Une controverse grandissante agite les municipalités ontariennes alors que des rapports révèlent plus de 10 milliards $ en frais d’aménagement non utilisés dans les fonds de réserve, soulevant des questions sur l’abordabilité du logement et la gestion fiscale pendant une crise du logement critique.
Selon des données provinciales récentes, les municipalités ontariennes ont collectivement accumulé environ 10,5 milliards $ en frais d’aménagement perçus auprès des constructeurs—des fonds destinés à financer les infrastructures soutenant les nouveaux projets de logement. Cette somme considérable reste largement inexploitée alors que les coûts du logement continuent de monter en flèche et que les délais de construction font face à des retards.
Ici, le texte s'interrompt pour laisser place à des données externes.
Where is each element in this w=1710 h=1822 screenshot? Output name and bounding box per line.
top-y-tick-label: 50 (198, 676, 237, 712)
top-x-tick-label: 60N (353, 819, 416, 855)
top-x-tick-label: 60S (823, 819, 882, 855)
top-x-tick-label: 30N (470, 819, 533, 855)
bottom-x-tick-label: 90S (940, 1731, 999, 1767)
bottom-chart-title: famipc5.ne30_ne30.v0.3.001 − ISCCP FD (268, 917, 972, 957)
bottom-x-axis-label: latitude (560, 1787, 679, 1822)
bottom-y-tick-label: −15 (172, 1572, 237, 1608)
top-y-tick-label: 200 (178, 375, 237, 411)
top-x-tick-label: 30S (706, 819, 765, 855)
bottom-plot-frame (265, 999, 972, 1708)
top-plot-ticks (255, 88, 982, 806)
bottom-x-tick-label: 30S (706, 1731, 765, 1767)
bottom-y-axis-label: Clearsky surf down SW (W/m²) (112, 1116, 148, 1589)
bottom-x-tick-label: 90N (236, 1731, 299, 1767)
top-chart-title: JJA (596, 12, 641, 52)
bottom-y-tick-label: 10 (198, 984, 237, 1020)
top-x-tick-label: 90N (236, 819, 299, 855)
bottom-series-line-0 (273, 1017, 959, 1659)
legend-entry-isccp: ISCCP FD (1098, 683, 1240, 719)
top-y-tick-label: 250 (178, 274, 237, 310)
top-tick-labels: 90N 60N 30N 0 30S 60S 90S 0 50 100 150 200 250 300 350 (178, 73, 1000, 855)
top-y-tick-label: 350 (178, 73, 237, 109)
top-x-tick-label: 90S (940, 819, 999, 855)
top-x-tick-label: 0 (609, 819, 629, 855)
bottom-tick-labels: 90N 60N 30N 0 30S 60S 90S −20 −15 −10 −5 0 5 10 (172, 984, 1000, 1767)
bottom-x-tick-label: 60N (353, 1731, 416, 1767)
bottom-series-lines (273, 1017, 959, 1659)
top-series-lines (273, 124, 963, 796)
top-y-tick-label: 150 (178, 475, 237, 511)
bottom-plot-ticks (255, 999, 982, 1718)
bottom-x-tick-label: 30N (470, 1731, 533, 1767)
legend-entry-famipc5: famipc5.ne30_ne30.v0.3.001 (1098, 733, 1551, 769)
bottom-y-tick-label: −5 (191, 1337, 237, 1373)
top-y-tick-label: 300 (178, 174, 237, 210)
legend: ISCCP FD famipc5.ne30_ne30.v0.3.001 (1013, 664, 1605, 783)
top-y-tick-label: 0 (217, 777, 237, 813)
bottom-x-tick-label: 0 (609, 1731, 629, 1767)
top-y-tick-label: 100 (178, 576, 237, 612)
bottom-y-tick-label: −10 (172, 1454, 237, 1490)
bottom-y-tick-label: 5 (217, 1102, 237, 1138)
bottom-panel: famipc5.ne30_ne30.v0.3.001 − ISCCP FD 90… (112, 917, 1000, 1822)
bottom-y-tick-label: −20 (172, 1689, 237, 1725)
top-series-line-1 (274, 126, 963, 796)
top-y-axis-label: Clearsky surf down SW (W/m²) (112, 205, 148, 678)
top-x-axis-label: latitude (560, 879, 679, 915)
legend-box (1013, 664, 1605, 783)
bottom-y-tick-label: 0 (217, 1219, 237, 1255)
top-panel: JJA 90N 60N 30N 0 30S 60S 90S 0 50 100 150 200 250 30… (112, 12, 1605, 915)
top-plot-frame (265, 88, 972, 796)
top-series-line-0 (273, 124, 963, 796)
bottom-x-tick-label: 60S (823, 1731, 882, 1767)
“Ces fonds de réserve représentent un décalage important entre les intentions politiques et la réalité de leur mise en œuvre,” a déclaré Michael Brooks, PDG de REALPAC, une association nationale d’investissement immobilier. “Lorsque les promoteurs paient ces frais, l’attente est que l’infrastructure suive rapidement, mais les réserves croissantes suggèrent le contraire.”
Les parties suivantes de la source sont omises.